Todavía estamos a tiempo de celebrar el centenario de la muerte de Kafka, el gran protagonista literario de este año, y del que cada mes sacan ediciones más notables y completas como homenaje. De Kafka, cuyos cuentos releo con atención ahora, tenía en Cuba un ejemplar de 1964. La selección era de Ambrosio Fornet, si no recuerdo mal, la tipografía menuda y algunos dibujos del autor. Con los fragmentos y diarios de Kafka uno aprendía que la escritura era una disciplina, una forma de monacato (¿no quería Steiner ser un rabino laico?). Escribir en la caverna, pedía, y no ser molestado por nadie. Según Piglia, Kafka sólo pudo vivir una vez ese sueño de la escritura sin interrupción: cuando escribió de un tirón La condena.

Con los fragmentos y diarios de Kafka uno aprendía que la escritura era una disciplina, una forma de monacato

La lista de muertos recientes arrinconados en el olvido –o quizás, desde siempre, en la ignorancia– es más extensa. Javier Marías, Francisco Rico, Nuccio Ordine, Kenzaburo Oé, Martin Amis, Cormac McCarthy o Charles Simic.
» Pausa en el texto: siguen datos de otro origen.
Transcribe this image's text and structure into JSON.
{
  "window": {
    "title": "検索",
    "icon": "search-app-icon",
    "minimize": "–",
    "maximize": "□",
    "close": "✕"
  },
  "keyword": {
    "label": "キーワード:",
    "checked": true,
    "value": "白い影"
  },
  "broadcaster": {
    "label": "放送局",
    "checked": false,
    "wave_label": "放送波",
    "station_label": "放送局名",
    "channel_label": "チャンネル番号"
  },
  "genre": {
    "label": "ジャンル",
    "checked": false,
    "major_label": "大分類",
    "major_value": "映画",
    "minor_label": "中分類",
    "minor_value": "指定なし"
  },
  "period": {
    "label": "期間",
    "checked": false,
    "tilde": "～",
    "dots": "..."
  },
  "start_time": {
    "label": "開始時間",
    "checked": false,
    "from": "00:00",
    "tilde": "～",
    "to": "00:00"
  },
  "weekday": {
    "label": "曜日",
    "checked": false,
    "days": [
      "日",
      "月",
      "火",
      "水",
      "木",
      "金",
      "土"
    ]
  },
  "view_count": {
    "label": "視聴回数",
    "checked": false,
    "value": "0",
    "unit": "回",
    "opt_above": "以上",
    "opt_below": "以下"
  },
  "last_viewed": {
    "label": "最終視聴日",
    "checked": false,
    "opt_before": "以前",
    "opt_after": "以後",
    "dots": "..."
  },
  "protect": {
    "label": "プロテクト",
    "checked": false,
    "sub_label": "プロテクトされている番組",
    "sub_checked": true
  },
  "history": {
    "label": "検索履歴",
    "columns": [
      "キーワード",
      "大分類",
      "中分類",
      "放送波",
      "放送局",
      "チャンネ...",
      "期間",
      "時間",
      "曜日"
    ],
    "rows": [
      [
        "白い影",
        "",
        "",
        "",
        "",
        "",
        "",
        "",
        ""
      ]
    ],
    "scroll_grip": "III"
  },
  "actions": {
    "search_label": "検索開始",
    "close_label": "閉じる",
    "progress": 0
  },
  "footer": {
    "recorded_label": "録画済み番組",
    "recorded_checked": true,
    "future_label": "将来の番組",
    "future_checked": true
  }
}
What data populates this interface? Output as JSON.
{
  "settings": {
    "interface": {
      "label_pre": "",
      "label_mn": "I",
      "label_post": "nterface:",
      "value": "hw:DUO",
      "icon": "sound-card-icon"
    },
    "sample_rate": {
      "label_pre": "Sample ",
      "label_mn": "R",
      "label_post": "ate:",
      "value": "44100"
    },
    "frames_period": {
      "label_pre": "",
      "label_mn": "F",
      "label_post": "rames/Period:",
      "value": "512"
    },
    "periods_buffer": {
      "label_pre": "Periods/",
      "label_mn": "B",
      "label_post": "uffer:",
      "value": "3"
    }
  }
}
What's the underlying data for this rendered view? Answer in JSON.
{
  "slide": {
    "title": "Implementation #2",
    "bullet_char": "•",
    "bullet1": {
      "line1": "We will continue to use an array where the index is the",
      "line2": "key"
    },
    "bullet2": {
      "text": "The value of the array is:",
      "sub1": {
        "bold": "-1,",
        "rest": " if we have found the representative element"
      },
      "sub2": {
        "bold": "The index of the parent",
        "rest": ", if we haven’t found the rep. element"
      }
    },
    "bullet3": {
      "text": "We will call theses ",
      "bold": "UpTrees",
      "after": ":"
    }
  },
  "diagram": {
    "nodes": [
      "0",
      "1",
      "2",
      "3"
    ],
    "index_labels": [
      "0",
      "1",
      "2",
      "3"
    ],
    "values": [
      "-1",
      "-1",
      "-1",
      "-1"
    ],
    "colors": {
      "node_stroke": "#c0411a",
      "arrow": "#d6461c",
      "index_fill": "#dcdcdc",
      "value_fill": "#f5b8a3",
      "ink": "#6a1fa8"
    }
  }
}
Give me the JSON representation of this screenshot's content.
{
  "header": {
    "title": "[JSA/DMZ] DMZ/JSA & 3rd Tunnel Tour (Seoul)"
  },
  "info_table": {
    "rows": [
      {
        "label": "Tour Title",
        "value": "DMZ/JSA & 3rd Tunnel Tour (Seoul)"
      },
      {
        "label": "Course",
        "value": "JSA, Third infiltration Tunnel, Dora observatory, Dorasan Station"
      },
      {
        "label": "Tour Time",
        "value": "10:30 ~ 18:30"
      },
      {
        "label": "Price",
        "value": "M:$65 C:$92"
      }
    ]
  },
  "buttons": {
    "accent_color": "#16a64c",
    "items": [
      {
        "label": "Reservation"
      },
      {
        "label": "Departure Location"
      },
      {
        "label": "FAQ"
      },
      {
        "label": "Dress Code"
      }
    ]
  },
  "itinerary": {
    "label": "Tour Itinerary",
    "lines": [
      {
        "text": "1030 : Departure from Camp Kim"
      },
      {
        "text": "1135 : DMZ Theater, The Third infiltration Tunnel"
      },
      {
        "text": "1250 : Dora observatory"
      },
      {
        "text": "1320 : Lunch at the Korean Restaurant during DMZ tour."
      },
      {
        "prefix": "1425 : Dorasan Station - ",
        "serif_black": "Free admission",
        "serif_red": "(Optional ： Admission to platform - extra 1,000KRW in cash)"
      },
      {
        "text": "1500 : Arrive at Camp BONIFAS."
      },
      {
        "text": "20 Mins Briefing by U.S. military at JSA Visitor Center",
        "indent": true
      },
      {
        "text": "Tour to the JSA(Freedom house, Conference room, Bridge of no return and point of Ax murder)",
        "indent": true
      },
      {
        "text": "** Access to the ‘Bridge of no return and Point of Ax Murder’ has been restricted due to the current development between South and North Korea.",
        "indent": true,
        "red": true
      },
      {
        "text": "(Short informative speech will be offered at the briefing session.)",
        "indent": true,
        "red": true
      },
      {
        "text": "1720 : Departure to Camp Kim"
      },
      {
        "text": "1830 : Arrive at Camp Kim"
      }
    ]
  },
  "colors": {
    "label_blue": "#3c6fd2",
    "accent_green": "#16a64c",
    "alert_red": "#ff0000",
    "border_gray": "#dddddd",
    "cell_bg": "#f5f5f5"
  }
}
Todos murieron en los últimos años y, para mi país y su diáspora, en el mismo silencio. Atendidos por pocos, releídos por pocos, recordados por menos. A uno le gustaría más vida a su alrededor, que la memoria no fuera tan precaria, que a pesar de que uno deba abandonar o quemar la biblioteca, algo quede para el viaje.

Hace unos días, tras recibir una mala noticia –en el teléfono siempre se agazapa alguna–, una amiga me envió por casualidad fotos del célebre Poet’s Corner, el Rincón de los Poetas de la Abadía de Westminster. Bajo lápidas negras con letras blancas están enterrados –o se les rinde homenaje– casi todos los grandes escritores británicos. Chaucer, Milton y Shakespeare, Dickens, Shelley, Kipling y el doctor Johnson, Tennyson, Wilde, Blake, Jane Austen, las Brontë, Lord Byron y Lewis Carroll. Un país que cuida tanto su memoria no puede perderse nunca. Una biblioteca con esos y otros nombres, con Auster, Kafka, Conrad, es el “pequeño refugio” de la cultura del que hablaba Demócrito. Un rincón para los buenos muertos que, algún día, con suerte, también será nuestro rincón.